Alors oui, c’est une voie exigeante, difficile à réaliser, mais Aristote la considérait comme l’accomplissement de la fonction de l’homme. Elle impose une relecture des vertus, une transmutation des valeurs, une transformation radicale par une conversion exigeante qui amène à un dépassement de soi et une renaissance. Il y a là un enjeu vivifiant: devenir des ressuscités vivants ! Son mouvement libérateur transforme l’être entier, faisant naître confiance et salut. Il s’agit de la choisir comme visée première dans notre vie, comme indice qui ne trompe pas, comme valeur fondamentale et sens suprême.
Nous pouvons dégager une «pédagogie de la joie» qui requiert volonté et courage: «La joie s’acquiert. Elle est une attitude de courage. Être joyeux n’est pas une facilité, c’est une volonté», écrivait Gaston Courtois. Il y a des processus et des rythmes nécessaires à la joie.

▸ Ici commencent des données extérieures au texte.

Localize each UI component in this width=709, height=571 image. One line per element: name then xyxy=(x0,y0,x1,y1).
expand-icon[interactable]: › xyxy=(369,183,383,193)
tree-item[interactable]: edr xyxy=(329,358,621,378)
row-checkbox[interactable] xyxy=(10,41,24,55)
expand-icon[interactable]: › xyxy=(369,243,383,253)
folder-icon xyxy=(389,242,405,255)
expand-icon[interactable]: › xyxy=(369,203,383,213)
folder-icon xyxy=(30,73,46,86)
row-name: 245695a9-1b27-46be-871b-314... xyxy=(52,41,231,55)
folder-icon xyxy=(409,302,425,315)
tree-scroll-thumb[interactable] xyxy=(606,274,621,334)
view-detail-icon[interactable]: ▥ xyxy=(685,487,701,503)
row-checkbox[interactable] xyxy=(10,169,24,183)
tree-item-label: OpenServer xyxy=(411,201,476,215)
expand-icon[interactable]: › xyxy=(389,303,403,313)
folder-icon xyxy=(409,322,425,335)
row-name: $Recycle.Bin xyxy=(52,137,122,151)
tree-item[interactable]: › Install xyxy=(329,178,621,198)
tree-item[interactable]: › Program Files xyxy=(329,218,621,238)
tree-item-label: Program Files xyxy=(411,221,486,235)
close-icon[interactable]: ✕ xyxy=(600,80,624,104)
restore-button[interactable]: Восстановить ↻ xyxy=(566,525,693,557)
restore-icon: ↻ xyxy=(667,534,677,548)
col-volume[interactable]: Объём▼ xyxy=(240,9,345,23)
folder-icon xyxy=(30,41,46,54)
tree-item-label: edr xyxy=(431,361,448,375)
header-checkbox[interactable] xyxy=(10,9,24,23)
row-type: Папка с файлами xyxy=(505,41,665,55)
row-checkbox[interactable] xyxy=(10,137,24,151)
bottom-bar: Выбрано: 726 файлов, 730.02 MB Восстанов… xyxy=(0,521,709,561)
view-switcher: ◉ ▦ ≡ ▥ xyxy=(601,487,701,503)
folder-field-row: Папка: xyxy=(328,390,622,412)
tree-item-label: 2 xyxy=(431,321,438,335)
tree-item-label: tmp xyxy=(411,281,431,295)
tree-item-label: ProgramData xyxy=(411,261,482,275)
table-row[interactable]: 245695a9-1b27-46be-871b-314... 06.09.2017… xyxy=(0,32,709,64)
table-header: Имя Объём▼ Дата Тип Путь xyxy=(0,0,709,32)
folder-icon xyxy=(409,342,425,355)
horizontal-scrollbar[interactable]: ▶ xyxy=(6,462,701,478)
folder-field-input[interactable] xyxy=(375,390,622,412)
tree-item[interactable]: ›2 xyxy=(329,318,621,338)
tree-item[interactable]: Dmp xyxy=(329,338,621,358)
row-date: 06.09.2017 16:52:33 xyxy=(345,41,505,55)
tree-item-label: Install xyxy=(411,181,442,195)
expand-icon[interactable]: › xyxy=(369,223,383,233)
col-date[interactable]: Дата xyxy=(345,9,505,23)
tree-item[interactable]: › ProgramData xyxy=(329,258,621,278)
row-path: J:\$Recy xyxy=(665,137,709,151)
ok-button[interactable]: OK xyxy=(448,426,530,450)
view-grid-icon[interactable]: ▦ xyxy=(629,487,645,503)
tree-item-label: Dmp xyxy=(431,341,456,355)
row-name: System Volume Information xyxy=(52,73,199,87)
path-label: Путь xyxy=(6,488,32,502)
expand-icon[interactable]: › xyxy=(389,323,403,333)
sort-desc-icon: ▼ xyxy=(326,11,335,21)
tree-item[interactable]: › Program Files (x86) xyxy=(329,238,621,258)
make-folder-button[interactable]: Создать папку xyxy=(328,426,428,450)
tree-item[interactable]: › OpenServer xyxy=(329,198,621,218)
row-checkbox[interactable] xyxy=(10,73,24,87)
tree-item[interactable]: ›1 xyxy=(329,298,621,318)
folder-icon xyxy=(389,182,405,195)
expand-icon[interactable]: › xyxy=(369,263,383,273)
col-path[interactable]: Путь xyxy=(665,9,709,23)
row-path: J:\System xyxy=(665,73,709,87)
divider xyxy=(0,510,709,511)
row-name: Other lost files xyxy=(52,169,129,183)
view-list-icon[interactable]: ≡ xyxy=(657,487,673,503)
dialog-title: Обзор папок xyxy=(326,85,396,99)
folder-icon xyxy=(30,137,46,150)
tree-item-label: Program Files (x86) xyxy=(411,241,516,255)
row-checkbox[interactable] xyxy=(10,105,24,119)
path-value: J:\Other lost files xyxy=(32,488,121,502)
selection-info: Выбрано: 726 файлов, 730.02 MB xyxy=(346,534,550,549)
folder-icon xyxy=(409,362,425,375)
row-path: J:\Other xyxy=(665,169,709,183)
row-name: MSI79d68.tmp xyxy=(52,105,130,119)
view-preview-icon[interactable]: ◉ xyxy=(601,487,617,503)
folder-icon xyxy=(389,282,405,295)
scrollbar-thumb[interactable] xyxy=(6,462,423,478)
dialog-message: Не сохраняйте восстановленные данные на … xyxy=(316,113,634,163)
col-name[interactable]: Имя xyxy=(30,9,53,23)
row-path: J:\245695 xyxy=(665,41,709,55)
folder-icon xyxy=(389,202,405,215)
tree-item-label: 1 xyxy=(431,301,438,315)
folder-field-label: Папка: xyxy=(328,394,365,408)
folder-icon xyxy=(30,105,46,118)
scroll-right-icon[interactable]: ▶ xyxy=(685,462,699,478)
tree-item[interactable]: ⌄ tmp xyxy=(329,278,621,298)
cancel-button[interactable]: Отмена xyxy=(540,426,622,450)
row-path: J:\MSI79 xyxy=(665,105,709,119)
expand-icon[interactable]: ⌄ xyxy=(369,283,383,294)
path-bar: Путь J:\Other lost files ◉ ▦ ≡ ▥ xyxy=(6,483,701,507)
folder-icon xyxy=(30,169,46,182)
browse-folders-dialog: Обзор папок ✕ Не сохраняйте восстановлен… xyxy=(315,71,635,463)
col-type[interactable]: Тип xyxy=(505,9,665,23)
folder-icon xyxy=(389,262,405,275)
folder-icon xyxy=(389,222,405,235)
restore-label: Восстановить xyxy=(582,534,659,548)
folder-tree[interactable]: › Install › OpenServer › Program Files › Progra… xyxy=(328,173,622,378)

Elle est une activité de vigilance incessante et devient le critère de tout ce qui est juste, bon et vraiment utile. Mais si l’accès à cette joie se fait à travers une transformation exigeante, l’esprit possède la puissance suffisante pour y accéder. Et lorsqu’elle règne, elle devient plénitude, source d’harmonie et de paix, non seulement au niveau individuel mais aussi communautaire.
Chez Spinoza, pour qui elle est le fondement de l’Éthique dont elle est à la fois initiale et concluante, sont décrits trois genres de connaissance qui amènent trois degrés de joie: la joie fondée sur l’imagination, celle guidée par la raison et la joie suprême, béatitude, expérience d’éternité. Il s’agit de parcourir un itinéraire qui repose sur une nouvelle orientation: se détacher des faux liens pour en créer d’autres en privilégiant le rapport au tout. La joie d’abord passionnelle devient joie de la raison et amène à la libération définitive avec l’acquisition d’une joie suprême et continue.
C’est cet état d’éveil qu’incarne merveilleusement Saint Séraphin de Sarov qui accueillait tous ceux qui venaient à lui par un «Bonjour ma Joie !». On l’a vu rayonnant de lumière: la joie qui illuminait son être resplendissait tout autour de lui et réchauffait le cœur de ceux qui l’approchaient. Car la joie n’est jamais plus vivifiante que lorsqu’elle est partagée.
La joie est une émotion fondamentale qui est l’alpha et l’oméga d’un itinéraire de connaissance vers le Réel. Elle est orientée vers l’affirmation de la vie et imprégnée de gratitude. Elle est essentiellement amour de soi-même et de la totalité du Réel dans un même mouvement. Il s’agit de vivre l’expérience d’un amour inconditionnel fondée sur et dans la joie. Mais avant de conclure, je voudrais être très claire sur un point: loin de moi l’idée d’avoir un discours moralisateur qui fasse culpabiliser parce que nous ne vivons pas la joie suprême et continue, la béatitude décrite par Spinoza ! La conscience et l’expérience ne cessent de se nourrir l’une l’autre. Je ne suis pas Saint Séraphin de Sarov, et bien souvent je constate que je ne suis tout simplement pas en capacité de me connecter à la joie dans un moment où je suis dans la souffrance physique, où je suis blessée, où mon cœur se brise, où je me sens «toute tristesse» ou «toute colère». Mais avoir alors au fond de moi la conscience de l’existence de cette qualité de joie que nous avons évoquée et du chemin qui peut m’y mener, c’est déjà bien je trouve, c’est un commencement. En attendant, j’essaie juste d’accepter mes limites, de me dire avec bienveillance pour moi-même: «bien, pour aujourd’hui, pour l’instant, c’est ainsi et c’est okay pour moi que ce le soit… ». Et là déjà je peux me détendre un peu et je sais que c’est un bon début !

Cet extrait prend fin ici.